Fannie, Freddie Face Challenging Road on Rural Multifamily Goals

simpson-bob-fannie-365.jpg

WASHINGTON — The mortgage industry is cautiously examining a plan by the Federal Housing Finance Agency to require Fannie Mae and Freddie Mac to boost their purchases of small multifamily loans in rural areas.

A proposal issued two weeks ago by the agency calls on the two government-sponsored enterprises to identify opportunities to increase their purchases of small multifamily properties — between 5 to 50 units — that provide housing for very low, low-or-moderate income rural families.

Some industry representatives worry that could be challenging for the GSEs since it can be difficult to get rural banks and other lenders to sell multifamily loans to Fannie and Freddie.

"In small towns, there are only so many opportunities to lend money and to make money," said Ron Haynie, a senior vice president at the Independent Community Bankers of America.

Local banks "won't be anxious to unload them," he said.

Still, both he and other representatives said they were in favor of the goal.

"Anything that creates liquidity is good," Haynie said.

Joseph Pigg, senior vice president of mortgage finance at the American Bankers Association, said it is a "goal that we encourage."

"But we will need to study the rule and get banker feedback before we know if the proposal is workable," he added.

Fannie is already active in the rural multifamily market and has a "long history of financing small multifamily properties in rural communities," said Bob Simpson, Fannie's multifamily vice president, in an email in response to questions last week. "We recognize that rural areas face unique challenges — such as scale — when it comes to providing secondary market solutions."

Simpson said he was confident Fannie's dedicated multifamily lender partners can "provide small community banks a more efficient path to the secondary market."

A Freddie spokesman said the GSE is "committed to meeting the needs of underserved borrowers and making housing more affordable for families across America. We look forward to working with the FHFA to do so."

But Haynie pointed to some potential challenges. Multifamily loans made by rural banks "tend to be more customized" than standard GSE loans when it comes to debt-service ratios, cash flows and reserves, he said. The multifamily owners generally are small investors and it's difficult to document their financials. Appraisals are also an issue in small towns where there are few comparable rental properties.

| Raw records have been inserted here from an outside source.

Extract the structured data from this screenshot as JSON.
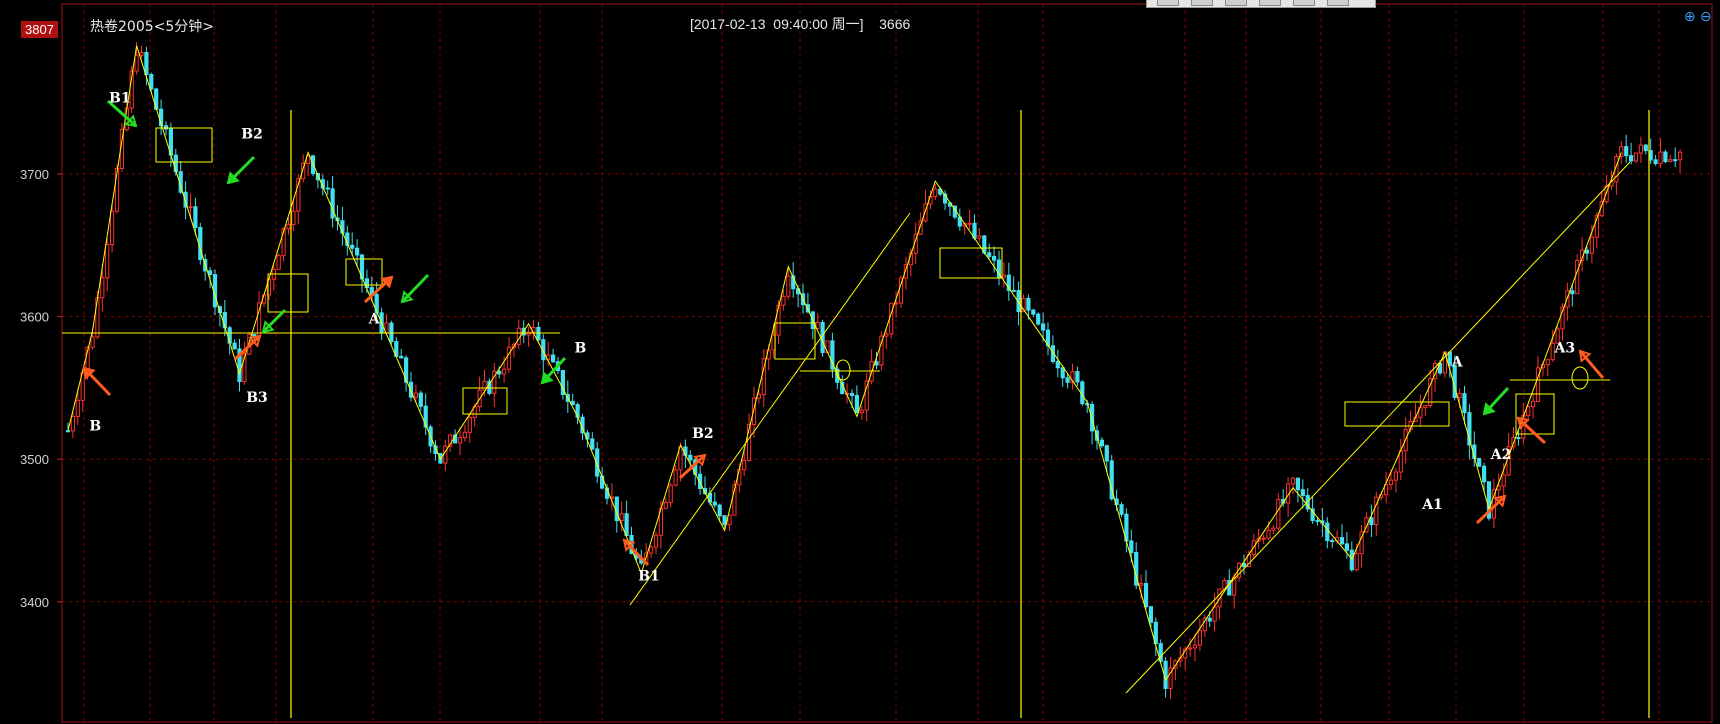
{
  "header": {
    "title": "热卷2005<5分钟>",
    "info": "[2017-02-13  09:40:00 周一]    3666",
    "price_tag": "3807"
  },
  "toolbar": {
    "buttons": [
      "btn1",
      "btn2",
      "btn3",
      "btn4",
      "btn5",
      "btn6"
    ]
  },
  "colors": {
    "up": "#ff3030",
    "down": "#40e0f0",
    "annotation_lines": "#ffff00",
    "grid": "#8b0000",
    "red_arrow": "#ff5a1f",
    "green_arrow": "#22dd22"
  },
  "chart_data": {
    "type": "candlestick",
    "ylim": [
      3340,
      3810
    ],
    "y_ticks": [
      "3700",
      "3600",
      "3500",
      "3400"
    ],
    "path_zigzag": [
      [
        0,
        3520
      ],
      [
        5,
        3590
      ],
      [
        14,
        3790
      ],
      [
        35,
        3560
      ],
      [
        49,
        3715
      ],
      [
        76,
        3500
      ],
      [
        94,
        3595
      ],
      [
        104,
        3530
      ],
      [
        117,
        3420
      ],
      [
        125,
        3510
      ],
      [
        134,
        3450
      ],
      [
        147,
        3635
      ],
      [
        161,
        3530
      ],
      [
        177,
        3695
      ],
      [
        208,
        3540
      ],
      [
        224,
        3345
      ],
      [
        250,
        3480
      ],
      [
        262,
        3430
      ],
      [
        281,
        3575
      ],
      [
        290,
        3465
      ],
      [
        317,
        3715
      ]
    ],
    "annotations": [
      {
        "text": "B1",
        "x": 10,
        "y": 3750
      },
      {
        "text": "B2",
        "x": 37,
        "y": 3725
      },
      {
        "text": "B3",
        "x": 38,
        "y": 3540
      },
      {
        "text": "B",
        "x": 6,
        "y": 3520
      },
      {
        "text": "A",
        "x": 63,
        "y": 3595
      },
      {
        "text": "B",
        "x": 105,
        "y": 3575
      },
      {
        "text": "B1",
        "x": 118,
        "y": 3415
      },
      {
        "text": "B2",
        "x": 129,
        "y": 3515
      },
      {
        "text": "A",
        "x": 284,
        "y": 3565
      },
      {
        "text": "A1",
        "x": 278,
        "y": 3465
      },
      {
        "text": "A2",
        "x": 292,
        "y": 3500
      },
      {
        "text": "A3",
        "x": 305,
        "y": 3575
      }
    ]
  }
}
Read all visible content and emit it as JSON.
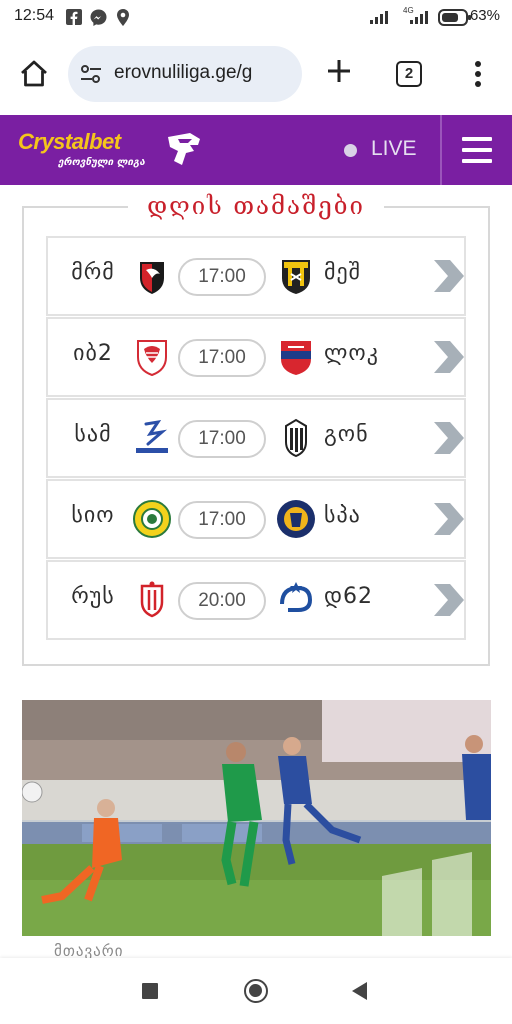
{
  "status_bar": {
    "time": "12:54",
    "network": "4G",
    "battery": "63%"
  },
  "browser": {
    "url": "erovnuliliga.ge/g",
    "tab_count": "2"
  },
  "site": {
    "brand": "Crystalbet",
    "brand_sub": "ეროვნული ლიგა",
    "live_label": "LIVE",
    "purple": "#7a1fa2",
    "gold": "#f5c51b"
  },
  "matches_section": {
    "title": "დღის თამაშები",
    "matches": [
      {
        "home": "მრმ",
        "time": "17:00",
        "away": "მეშ",
        "home_icon": "merani-martvili-crest-icon",
        "away_icon": "meshakhte-crest-icon"
      },
      {
        "home": "იბ2",
        "time": "17:00",
        "away": "ლოკ",
        "home_icon": "iberia-crest-icon",
        "away_icon": "lokomotivi-crest-icon"
      },
      {
        "home": "სამ",
        "time": "17:00",
        "away": "გონ",
        "home_icon": "samtredia-crest-icon",
        "away_icon": "gonio-crest-icon"
      },
      {
        "home": "სიო",
        "time": "17:00",
        "away": "სპა",
        "home_icon": "sioni-crest-icon",
        "away_icon": "spaeri-crest-icon"
      },
      {
        "home": "რუს",
        "time": "20:00",
        "away": "დ62",
        "home_icon": "rustavi-crest-icon",
        "away_icon": "dinamo-tbilisi-crest-icon"
      }
    ]
  },
  "news": {
    "caption": "მთავარი"
  }
}
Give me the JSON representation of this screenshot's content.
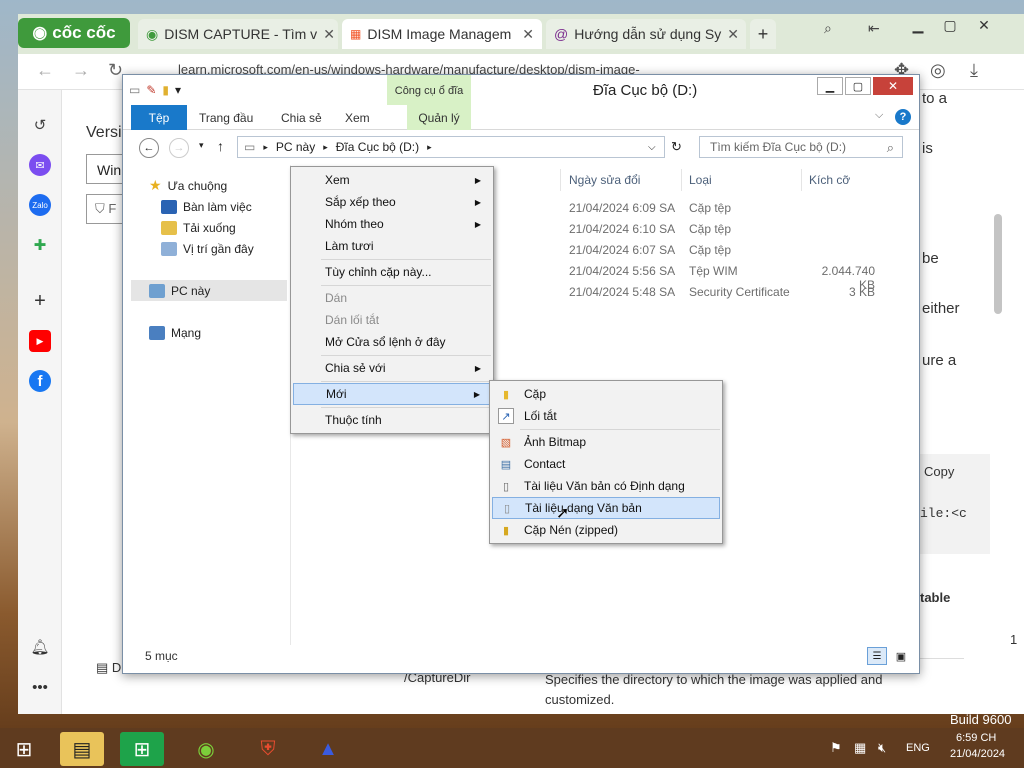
{
  "browser": {
    "logo_text": "cốc cốc",
    "tabs": [
      {
        "title": "DISM CAPTURE - Tìm v"
      },
      {
        "title": "DISM Image Managem"
      },
      {
        "title": "Hướng dẫn sử dụng Sy"
      }
    ],
    "url": "learn.microsoft.com/en-us/windows-hardware/manufacture/desktop/dism-image-"
  },
  "page": {
    "version_label": "Versi",
    "select_value": "Win",
    "filter_text": "F",
    "right_frags": [
      "to a",
      "is",
      "be",
      "either",
      "ure a"
    ],
    "copy_label": "Copy",
    "code_frag": "ile:<c",
    "table_frag": "table",
    "param_name": "/CaptureDir",
    "param_desc": "Specifies the directory to which the image was applied and customized.",
    "left_frag": "D",
    "num_frag": "1",
    "build_text": "Build 9600"
  },
  "explorer": {
    "title": "Đĩa Cục bộ (D:)",
    "context_tool_tab": "Công cụ ổ đĩa",
    "ribbon_tabs": [
      "Tệp",
      "Trang đầu",
      "Chia sẻ",
      "Xem",
      "Quản lý"
    ],
    "breadcrumb": [
      "PC này",
      "Đĩa Cục bộ (D:)"
    ],
    "search_placeholder": "Tìm kiếm Đĩa Cục bộ (D:)",
    "nav": {
      "favorites": "Ưa chuộng",
      "desktop": "Bàn làm việc",
      "downloads": "Tải xuống",
      "recent": "Vị trí gần đây",
      "this_pc": "PC này",
      "network": "Mạng"
    },
    "columns": {
      "date": "Ngày sửa đổi",
      "type": "Loại",
      "size": "Kích cỡ"
    },
    "files": [
      {
        "date": "21/04/2024 6:09 SA",
        "type": "Cặp tệp",
        "size": ""
      },
      {
        "date": "21/04/2024 6:10 SA",
        "type": "Cặp tệp",
        "size": ""
      },
      {
        "date": "21/04/2024 6:07 SA",
        "type": "Cặp tệp",
        "size": ""
      },
      {
        "date": "21/04/2024 5:56 SA",
        "type": "Tệp WIM",
        "size": "2.044.740 KB"
      },
      {
        "date": "21/04/2024 5:48 SA",
        "type": "Security Certificate",
        "size": "3 KB"
      }
    ],
    "status": "5 mục"
  },
  "context_menu": {
    "items": [
      {
        "label": "Xem",
        "submenu": true,
        "disabled": false
      },
      {
        "label": "Sắp xếp theo",
        "submenu": true,
        "disabled": false
      },
      {
        "label": "Nhóm theo",
        "submenu": true,
        "disabled": false
      },
      {
        "label": "Làm tươi",
        "submenu": false,
        "disabled": false
      },
      {
        "label": "Tùy chỉnh cặp này...",
        "submenu": false,
        "disabled": false
      },
      {
        "label": "Dán",
        "submenu": false,
        "disabled": true
      },
      {
        "label": "Dán lối tắt",
        "submenu": false,
        "disabled": true
      },
      {
        "label": "Mở Cửa sổ lệnh ở đây",
        "submenu": false,
        "disabled": false
      },
      {
        "label": "Chia sẻ với",
        "submenu": true,
        "disabled": false
      },
      {
        "label": "Mới",
        "submenu": true,
        "disabled": false
      },
      {
        "label": "Thuộc tính",
        "submenu": false,
        "disabled": false
      }
    ]
  },
  "new_submenu": {
    "items": [
      {
        "label": "Cặp",
        "icon": "folder-icon"
      },
      {
        "label": "Lối tắt",
        "icon": "shortcut-icon"
      },
      {
        "label": "Ảnh Bitmap",
        "icon": "bitmap-icon"
      },
      {
        "label": "Contact",
        "icon": "contact-icon"
      },
      {
        "label": "Tài liệu Văn bản có Định dạng",
        "icon": "rtf-document-icon"
      },
      {
        "label": "Tài liệu dạng Văn bản",
        "icon": "text-document-icon"
      },
      {
        "label": "Cặp Nén (zipped)",
        "icon": "zip-folder-icon"
      }
    ]
  },
  "tray": {
    "language": "ENG",
    "time": "6:59 CH",
    "date": "21/04/2024"
  },
  "colors": {
    "accent_blue": "#1979ca",
    "ribbon_context_green": "#d8f1c6",
    "browser_tabbar": "#dfe9d8",
    "coccoc_green": "#3f9a3c",
    "highlight": "#d3e5fb"
  }
}
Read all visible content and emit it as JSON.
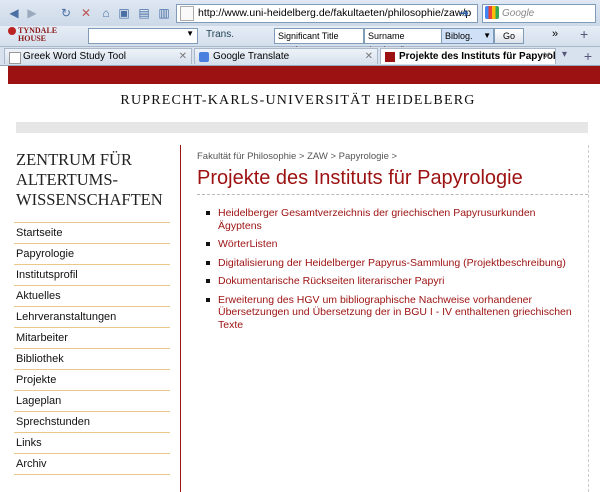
{
  "browser": {
    "url": "http://www.uni-heidelberg.de/fakultaeten/philosophie/zaw/p",
    "search_placeholder": "Google",
    "toolbar": {
      "tyndale_line1": "TYNDALE",
      "tyndale_line2": "HOUSE",
      "trans_label": "Trans.",
      "significant_title_words": "Significant Title words",
      "surname_field": "Surname (optional)",
      "bibliog_select": "Biblog.",
      "go_button": "Go"
    },
    "tabs": [
      {
        "label": "Greek Word Study Tool"
      },
      {
        "label": "Google Translate"
      },
      {
        "label": "Projekte des Instituts für Papyrol..."
      }
    ]
  },
  "page": {
    "university": "RUPRECHT-KARLS-UNIVERSITÄT HEIDELBERG",
    "center_title_line1": "ZENTRUM FÜR",
    "center_title_line2": "ALTERTUMS-",
    "center_title_line3": "WISSENSCHAFTEN",
    "nav": [
      "Startseite",
      "Papyrologie",
      "Institutsprofil",
      "Aktuelles",
      "Lehrveranstaltungen",
      "Mitarbeiter",
      "Bibliothek",
      "Projekte",
      "Lageplan",
      "Sprechstunden",
      "Links",
      "Archiv"
    ],
    "breadcrumb": "Fakultät für Philosophie > ZAW > Papyrologie >",
    "heading": "Projekte des Instituts für Papyrologie",
    "projects": [
      "Heidelberger Gesamtverzeichnis der griechischen Papyrusurkunden Ägyptens",
      "WörterListen",
      "Digitalisierung der Heidelberger Papyrus-Sammlung (Projektbeschreibung)",
      "Dokumentarische Rückseiten literarischer Papyri",
      "Erweiterung des HGV um bibliographische Nachweise vorhandener Übersetzungen und Übersetzung der in BGU I - IV enthaltenen griechischen Texte"
    ]
  },
  "colors": {
    "accent_red": "#9c1111",
    "nav_rule": "#e9c88a"
  }
}
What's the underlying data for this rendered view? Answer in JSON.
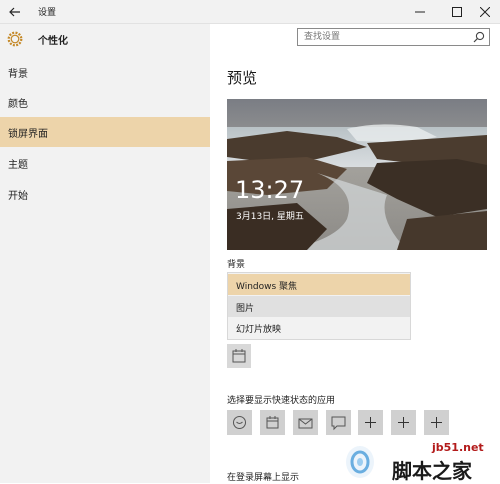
{
  "window": {
    "title": "设置",
    "controls": [
      "minimize-icon",
      "maximize-icon",
      "close-icon"
    ]
  },
  "sidebar": {
    "header": "个性化",
    "items": [
      {
        "label": "背景"
      },
      {
        "label": "颜色"
      },
      {
        "label": "锁屏界面"
      },
      {
        "label": "主题"
      },
      {
        "label": "开始"
      }
    ],
    "active_index": 2
  },
  "search": {
    "placeholder": "查找设置"
  },
  "main": {
    "title": "预览",
    "preview": {
      "time": "13:27",
      "date": "3月13日, 星期五"
    },
    "background_label": "背景",
    "dropdown_options": [
      "Windows 聚焦",
      "图片",
      "幻灯片放映"
    ],
    "quick_status_label": "选择要显示快速状态的应用",
    "app_slots": [
      "heart-icon",
      "calendar-icon",
      "mail-icon",
      "message-icon",
      "plus-icon",
      "plus-icon",
      "plus-icon"
    ],
    "bottom_label": "在登录屏幕上显示"
  },
  "watermark": {
    "site": "jb51.net",
    "name": "脚本之家"
  },
  "colors": {
    "accent": "#edd4aa",
    "sidebar_bg": "#f2f2f2"
  }
}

"Local banks can modify the loan terms to make them fit the borrower's situation as opposed to a standardized program where everyone has to fit into the same box," Haynie said.

Consumer groups, meanwhile, are strongly supporting the plan, arguing it is workable.

NeighborWorks America, which works with 240 nonprofits dedicated to affordable housing and community development, "recognizes the complexity of the situation," said Douglas Robinson, a spokesman for NeighborWorks.

These small-balance loans "require different types of underwriting, and are often held on the balance sheets of community banks as a high-performing asset."

However, the GSEs can provide a lower cost capital option for lenders who are willing to sell, which can "help improve overall affordability in rural markets," he said.